The following quotes (or something very similar) came from our interactions with customers:
“We paid a lot of money for this hardware, why isn’t your database making full use of it?”
“The machine is peaking at 100% CPU, the sky is falling, help, NOW!”
This is a problem, because I can empathize with both sides. On the one hand, having just put a five or six figure sum into new hardware, it can be depressing to see is “going to waste”. On the other hand, seeing the system under high load gives you that sinking feeling that the boat is going to overturn at any moment and production will go down.
Balancing resource consumption is a really hard problem, mostly because we don’t have any control over our work intake. We can’t control how many requests we accept nor do we control what kind of work is being asked of us. Actually, that isn’t true. We could control that, but in most cases, that is a false distinction.
At some point, RavenDB had a max number of concurrent request limit, and users have hit that in the past. This resulted in angry calls from customers about RavenDB refusing requests. The fact that we did that to maintain the overall health of the system was immaterial. Refusing requests meant that the system (or some portion of it) was down. In those cases, it was actually better, from the customer’s perspective, for the whole thing to slow down a bit, as long as there were no errors.
Inside RavenDB, we attempt to manage our CPU consumption using separation of concerns. First, we have the processing of requests. The assumption is that such requests end up being waited on by an actual human, directly or indirectly, so we process them first, prioritizing them above almost everything else. The only thing that has higher priority is the cluster health and monitoring system, which ensure that all nodes are up, running and in the same state.
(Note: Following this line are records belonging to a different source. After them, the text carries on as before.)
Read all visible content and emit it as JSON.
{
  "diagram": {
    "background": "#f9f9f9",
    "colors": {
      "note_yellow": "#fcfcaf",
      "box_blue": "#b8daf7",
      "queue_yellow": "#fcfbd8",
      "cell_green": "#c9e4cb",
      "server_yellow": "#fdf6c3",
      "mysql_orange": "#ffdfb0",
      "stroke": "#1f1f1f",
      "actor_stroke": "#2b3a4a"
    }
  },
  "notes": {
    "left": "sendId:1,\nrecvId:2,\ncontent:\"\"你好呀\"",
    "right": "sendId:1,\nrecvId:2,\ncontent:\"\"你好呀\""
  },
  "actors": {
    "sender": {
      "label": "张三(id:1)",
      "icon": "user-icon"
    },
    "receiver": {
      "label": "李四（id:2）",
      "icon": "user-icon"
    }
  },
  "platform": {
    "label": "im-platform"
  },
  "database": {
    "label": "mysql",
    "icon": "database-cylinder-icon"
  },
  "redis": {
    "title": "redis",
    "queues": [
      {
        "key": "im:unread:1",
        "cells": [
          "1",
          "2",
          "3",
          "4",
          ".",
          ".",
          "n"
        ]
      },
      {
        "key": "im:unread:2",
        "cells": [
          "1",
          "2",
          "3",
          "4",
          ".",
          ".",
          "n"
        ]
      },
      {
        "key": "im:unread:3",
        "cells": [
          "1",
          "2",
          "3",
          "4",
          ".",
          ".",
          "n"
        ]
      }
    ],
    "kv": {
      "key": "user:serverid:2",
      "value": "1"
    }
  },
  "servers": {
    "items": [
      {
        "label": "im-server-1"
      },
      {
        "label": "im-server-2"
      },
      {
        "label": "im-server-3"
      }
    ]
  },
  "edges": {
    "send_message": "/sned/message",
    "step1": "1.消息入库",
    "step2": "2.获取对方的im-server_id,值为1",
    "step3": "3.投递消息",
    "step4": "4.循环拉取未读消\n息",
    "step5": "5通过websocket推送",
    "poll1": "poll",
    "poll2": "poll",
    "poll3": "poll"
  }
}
As it turns out, RavenDB have a lot of additional processes internally that can be given a lower priority under load. For example, indexing, which are something that RavenDB runs in the background, are something that we can increase the latency of to give more resources for request processing.
We have a lot of experience in balancing the overall needs, and I’m still not sure that I have a good answer here. The reason for this post is that I just analyzed a dump file where it looked like requests were waiting for indexing to complete, but they were actually starving the indexes from the CPU time that they needed to actually run. The system progressed, but not fast enough for the user to not notice things.
Actually, that is the primary criteria that we use. If the system is slow, but no one notices, the system ain’t slow.